There are various technical indicators, that are directly associated with the price movement of the market or stock. When you apply such technical indicators on the chart it will help you to know the right levels to enter or exit from the stock. Apart from price movement, you can also use volume and trend-related technical indicators to make your trading strategy more effective and successful.

Also Read: Top 5 Best Technical Indicators for Intraday or Day Trading

Trade with Short-term Strategies

When the market is in a highly volatile condition you should avoid intraday trading, instead trade with short-term trading strategies that can give returns in a few days. In a short-term trading strategy, you will get the opportunity to wait if the market does not move as per your expectations, and there is also a chance that volatility can bring the market to the same levels.

Also Read: Short Term trading v/s Intraday trading: which one is more profitable

Trade in Option Strategies

One of the best ways to trade in the highly volatile market conditions is to trade in the derivatives market, where you will get more options to trade in future and options with a month to three-month time horizon with high leverage of trading.

You can choose and trade in various option strategies as per the market conditions and get high leverage with the advantage of extraordinary price movement due to the volatilely of the market.
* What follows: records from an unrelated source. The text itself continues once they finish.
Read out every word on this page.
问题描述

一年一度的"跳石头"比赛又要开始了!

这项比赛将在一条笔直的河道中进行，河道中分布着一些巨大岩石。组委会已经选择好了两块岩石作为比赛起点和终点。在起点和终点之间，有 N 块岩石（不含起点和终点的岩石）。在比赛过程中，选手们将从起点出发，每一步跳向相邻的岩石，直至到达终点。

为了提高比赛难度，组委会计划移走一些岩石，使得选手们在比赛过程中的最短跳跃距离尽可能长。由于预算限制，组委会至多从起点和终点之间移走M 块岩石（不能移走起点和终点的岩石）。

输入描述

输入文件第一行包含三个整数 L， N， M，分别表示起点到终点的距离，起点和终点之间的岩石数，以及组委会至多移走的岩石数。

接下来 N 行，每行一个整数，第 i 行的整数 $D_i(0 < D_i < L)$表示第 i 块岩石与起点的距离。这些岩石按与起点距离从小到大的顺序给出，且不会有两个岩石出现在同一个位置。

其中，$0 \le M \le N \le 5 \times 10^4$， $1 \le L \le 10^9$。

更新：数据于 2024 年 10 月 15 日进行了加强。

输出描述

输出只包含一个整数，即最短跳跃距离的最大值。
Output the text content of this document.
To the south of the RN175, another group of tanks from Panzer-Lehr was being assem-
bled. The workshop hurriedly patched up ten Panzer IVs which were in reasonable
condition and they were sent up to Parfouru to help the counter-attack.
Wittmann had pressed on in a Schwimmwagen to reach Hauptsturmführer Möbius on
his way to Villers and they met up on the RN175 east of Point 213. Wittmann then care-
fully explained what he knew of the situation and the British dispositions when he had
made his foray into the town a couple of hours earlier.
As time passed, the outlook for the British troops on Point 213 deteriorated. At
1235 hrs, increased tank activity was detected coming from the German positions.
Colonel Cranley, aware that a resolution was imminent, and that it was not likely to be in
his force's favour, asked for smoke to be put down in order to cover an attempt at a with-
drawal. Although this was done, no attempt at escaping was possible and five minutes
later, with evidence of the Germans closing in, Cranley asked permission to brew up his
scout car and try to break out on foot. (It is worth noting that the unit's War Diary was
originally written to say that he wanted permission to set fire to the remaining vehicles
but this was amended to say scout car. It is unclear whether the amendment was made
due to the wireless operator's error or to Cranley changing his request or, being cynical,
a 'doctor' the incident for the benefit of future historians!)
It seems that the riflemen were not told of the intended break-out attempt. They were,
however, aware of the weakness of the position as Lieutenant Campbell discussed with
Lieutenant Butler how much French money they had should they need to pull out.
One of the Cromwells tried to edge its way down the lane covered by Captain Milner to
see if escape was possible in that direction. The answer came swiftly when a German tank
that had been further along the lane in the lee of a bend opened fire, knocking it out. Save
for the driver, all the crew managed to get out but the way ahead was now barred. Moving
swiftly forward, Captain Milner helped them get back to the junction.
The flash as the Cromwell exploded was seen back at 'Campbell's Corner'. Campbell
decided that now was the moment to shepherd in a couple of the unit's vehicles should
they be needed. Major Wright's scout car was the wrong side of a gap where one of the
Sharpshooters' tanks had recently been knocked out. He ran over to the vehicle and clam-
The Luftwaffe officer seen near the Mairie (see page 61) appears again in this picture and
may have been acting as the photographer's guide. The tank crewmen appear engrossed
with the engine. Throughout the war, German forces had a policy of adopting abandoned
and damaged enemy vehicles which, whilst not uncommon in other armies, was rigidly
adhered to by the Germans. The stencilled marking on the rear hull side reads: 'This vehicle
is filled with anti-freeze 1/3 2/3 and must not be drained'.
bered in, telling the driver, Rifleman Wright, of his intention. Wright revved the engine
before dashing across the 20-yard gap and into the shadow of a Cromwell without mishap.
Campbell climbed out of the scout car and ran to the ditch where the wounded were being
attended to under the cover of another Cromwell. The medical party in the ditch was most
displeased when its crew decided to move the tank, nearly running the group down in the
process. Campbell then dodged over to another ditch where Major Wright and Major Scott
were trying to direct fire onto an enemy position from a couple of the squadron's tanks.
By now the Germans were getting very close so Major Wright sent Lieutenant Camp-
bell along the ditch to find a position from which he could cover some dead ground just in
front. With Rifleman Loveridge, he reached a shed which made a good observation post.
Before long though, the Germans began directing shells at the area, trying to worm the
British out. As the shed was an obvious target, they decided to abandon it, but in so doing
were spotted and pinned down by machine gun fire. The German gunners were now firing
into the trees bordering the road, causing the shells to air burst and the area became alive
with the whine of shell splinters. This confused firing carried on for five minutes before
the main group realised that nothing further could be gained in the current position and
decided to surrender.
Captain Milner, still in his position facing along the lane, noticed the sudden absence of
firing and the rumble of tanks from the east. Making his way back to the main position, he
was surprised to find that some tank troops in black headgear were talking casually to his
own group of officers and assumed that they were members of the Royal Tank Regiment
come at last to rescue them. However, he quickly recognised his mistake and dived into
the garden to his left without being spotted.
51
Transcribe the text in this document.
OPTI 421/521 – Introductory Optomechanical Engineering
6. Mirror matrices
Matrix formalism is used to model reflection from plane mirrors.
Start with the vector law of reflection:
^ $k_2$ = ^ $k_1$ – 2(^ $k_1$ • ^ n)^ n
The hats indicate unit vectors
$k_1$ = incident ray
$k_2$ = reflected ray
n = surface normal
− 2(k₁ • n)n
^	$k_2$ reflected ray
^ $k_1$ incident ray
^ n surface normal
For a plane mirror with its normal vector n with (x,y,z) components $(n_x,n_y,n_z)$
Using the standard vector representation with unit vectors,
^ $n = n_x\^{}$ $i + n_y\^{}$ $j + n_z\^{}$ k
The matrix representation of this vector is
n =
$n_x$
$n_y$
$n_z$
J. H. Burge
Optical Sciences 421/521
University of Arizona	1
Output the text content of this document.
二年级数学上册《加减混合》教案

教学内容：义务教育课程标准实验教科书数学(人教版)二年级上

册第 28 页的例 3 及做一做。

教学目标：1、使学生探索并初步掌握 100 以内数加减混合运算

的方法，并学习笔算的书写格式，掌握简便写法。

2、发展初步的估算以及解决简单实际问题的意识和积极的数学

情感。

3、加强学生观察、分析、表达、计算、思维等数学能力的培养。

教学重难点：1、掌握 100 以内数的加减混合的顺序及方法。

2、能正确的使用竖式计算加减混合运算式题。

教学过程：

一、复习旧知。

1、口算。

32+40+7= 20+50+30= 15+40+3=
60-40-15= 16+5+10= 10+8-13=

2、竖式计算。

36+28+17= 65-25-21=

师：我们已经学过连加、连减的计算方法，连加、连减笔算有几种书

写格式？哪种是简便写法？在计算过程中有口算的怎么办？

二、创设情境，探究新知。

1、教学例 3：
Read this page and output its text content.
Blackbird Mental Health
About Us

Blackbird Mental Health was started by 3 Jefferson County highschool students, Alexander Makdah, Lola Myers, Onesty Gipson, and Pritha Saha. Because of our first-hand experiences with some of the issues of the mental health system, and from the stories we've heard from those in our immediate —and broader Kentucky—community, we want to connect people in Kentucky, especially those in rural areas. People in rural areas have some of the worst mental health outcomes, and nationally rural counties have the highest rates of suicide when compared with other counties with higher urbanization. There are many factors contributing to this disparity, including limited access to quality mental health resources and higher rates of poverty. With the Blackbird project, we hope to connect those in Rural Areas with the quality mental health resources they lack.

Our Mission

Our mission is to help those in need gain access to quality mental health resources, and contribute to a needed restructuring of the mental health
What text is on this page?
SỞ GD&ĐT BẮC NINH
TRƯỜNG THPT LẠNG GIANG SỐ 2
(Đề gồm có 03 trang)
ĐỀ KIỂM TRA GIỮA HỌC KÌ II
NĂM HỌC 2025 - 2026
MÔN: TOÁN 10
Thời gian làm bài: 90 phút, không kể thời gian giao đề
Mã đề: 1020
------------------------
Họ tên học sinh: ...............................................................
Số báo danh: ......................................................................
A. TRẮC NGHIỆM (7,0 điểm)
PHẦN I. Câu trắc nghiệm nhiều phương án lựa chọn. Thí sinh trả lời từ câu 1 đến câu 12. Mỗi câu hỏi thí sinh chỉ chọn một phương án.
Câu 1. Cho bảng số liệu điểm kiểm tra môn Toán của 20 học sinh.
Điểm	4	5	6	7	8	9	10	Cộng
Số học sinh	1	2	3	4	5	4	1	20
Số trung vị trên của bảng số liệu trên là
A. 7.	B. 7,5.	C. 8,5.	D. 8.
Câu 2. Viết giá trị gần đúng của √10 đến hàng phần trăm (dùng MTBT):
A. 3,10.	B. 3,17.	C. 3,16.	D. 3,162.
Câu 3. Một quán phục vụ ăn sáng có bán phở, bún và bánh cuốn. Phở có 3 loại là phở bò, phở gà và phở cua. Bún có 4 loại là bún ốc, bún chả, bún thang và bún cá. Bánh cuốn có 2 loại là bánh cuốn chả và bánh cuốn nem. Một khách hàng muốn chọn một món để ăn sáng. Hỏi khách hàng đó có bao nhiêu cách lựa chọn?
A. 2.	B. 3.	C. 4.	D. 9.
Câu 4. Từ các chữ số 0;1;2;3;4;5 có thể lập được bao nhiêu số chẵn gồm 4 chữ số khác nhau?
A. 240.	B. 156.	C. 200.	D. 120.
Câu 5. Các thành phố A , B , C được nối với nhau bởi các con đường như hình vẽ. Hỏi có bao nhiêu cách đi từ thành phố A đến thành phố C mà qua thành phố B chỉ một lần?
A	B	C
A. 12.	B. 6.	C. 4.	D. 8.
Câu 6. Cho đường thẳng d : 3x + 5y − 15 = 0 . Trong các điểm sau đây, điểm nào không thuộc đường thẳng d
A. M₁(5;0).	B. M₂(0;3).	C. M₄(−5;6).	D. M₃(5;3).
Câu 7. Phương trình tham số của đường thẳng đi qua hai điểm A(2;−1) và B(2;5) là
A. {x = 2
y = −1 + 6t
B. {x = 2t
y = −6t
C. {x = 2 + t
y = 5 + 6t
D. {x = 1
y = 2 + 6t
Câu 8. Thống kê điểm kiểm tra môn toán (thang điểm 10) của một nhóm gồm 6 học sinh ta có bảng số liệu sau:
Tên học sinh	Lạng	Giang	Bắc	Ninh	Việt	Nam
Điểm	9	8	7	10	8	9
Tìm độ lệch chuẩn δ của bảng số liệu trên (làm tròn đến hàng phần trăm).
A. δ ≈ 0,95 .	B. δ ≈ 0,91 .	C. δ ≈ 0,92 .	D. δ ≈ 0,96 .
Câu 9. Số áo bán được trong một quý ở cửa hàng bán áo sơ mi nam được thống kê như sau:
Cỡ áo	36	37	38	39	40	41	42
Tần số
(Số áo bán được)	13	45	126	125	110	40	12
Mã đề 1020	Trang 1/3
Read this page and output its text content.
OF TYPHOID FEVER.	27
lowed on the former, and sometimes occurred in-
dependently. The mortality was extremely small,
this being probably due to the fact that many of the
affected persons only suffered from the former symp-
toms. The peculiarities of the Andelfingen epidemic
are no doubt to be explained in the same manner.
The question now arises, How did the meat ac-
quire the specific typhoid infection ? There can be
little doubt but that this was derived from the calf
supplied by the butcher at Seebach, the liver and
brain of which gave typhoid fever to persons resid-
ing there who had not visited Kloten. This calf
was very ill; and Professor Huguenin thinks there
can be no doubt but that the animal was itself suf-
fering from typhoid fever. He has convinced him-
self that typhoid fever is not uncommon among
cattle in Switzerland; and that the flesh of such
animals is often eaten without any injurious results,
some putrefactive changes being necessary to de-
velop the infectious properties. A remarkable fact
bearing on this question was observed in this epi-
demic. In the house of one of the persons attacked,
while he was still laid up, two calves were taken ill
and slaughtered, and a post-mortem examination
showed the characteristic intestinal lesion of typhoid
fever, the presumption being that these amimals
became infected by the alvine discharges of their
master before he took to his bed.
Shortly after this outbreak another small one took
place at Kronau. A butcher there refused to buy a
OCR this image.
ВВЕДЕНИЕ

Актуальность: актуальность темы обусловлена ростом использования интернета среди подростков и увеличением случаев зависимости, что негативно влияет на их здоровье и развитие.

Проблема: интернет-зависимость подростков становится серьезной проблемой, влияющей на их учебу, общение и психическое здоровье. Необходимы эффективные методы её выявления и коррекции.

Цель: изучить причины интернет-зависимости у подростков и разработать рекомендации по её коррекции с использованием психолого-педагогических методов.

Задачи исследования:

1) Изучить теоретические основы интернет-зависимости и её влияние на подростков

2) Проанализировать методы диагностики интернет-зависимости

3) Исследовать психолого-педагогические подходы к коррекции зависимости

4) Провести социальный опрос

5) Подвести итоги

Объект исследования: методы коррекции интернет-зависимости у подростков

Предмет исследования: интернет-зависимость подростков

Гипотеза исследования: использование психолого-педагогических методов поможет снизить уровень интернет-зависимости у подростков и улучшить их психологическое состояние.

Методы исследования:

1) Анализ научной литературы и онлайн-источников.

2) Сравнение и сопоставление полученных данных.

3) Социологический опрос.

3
You can long puts, short calls, short straddles or strangles or trade with ratio writing like option trading strategies that work in a volatile market.

A stock trading in the option market or price of the Nifty option chain is already a highly volatile index giving the best opportunity for the traders to enjoy the power of high returns with high risk of trading. You can choose Nifty FutureBank Nifty Future, Index Options and Stock Future & Options with the best trading strategies for highly volatile, bullish and bearish markets.